New Delhi: As Delhi is on the road to unlock, one benefit that the COVID-19 induced lockdown has caused was lowering the levels of pollution in the national capital. 

As per Air Quality Index India report, Delhi started seeing a decline in AQI immediately after the first few days of the lockdown was implemented during the second wave. Delhi Chief Minister Arvind Kejriwal first announced the lockdown on April 17. 

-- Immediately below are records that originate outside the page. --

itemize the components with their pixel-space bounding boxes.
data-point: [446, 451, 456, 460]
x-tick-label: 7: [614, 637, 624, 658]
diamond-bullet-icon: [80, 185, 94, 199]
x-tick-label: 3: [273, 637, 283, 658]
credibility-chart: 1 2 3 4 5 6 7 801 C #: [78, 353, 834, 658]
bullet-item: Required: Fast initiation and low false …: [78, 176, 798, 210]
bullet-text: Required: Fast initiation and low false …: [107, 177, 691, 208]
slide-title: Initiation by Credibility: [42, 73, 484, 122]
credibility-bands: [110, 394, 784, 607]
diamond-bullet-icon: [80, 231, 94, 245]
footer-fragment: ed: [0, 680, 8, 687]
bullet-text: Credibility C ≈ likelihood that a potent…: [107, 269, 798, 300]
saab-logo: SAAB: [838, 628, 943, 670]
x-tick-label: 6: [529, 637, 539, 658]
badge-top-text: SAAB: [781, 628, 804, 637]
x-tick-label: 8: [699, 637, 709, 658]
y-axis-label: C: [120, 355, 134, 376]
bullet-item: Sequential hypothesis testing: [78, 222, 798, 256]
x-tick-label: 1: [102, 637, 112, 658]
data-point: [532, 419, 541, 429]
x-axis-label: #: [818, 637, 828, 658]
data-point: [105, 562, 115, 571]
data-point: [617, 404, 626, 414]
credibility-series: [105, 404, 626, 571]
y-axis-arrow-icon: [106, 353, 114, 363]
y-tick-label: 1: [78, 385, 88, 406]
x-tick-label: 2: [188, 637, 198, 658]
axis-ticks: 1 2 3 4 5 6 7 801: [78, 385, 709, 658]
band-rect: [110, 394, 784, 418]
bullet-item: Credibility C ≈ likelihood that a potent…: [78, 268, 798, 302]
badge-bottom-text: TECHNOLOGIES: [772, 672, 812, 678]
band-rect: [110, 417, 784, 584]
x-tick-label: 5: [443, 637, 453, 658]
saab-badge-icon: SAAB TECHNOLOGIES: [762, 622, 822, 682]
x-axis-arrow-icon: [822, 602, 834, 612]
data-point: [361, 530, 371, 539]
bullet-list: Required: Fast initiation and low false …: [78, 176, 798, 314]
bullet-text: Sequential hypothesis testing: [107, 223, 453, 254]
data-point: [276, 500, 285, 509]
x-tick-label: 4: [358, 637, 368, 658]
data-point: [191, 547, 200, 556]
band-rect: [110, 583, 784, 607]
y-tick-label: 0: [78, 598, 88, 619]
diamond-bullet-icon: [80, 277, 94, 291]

As vehicular movement reduced, shops were closed, the average Particulate Matter 2.5 (PM2.5) for May 2021 was recorded at around at 55-56 ug/m3. 

Anumita Roy Chowdhary, Executive Director, Research and Advocacy with Center for Science and Environment (CSE) told India Today, “It was a much-needed relief for the Delhi air in the form of lockdown. The first three months of 2021 were more polluted compared to the first three months of previous three years. The average level of PM2.5 concentration was 204 ug/m3 in January, 159 ug/m3 in February, 100 ug/m3 in March, but it came down significantly to 89 ug/m3 in April and 55 ug/m3 in the month of May.”

Due to the nationwide lockdown last year, the air quality had improved to the ‘good’ category in Delhi. When the overall average of pollution levels for the first five months from January to May is compared, the air in 2020 was almost 33 per cent cleaner than in 2019 and 2021, India Today report added. 

On June 3, 2021, Delhi’s air quality was in the ‘moderate’ category. As per data on the Central Pollution Control Board (CPCB) the hourly air quality index (AQI) at 7.05 pm stood at 162.

An AQI between zero and 50 is considered “good”, 51 and 100 “satisfactory”, 101 and 200 “moderate”, 201 and 300 “poor”, 301 and 400 “very poor”, and 401 and 500 “severe”.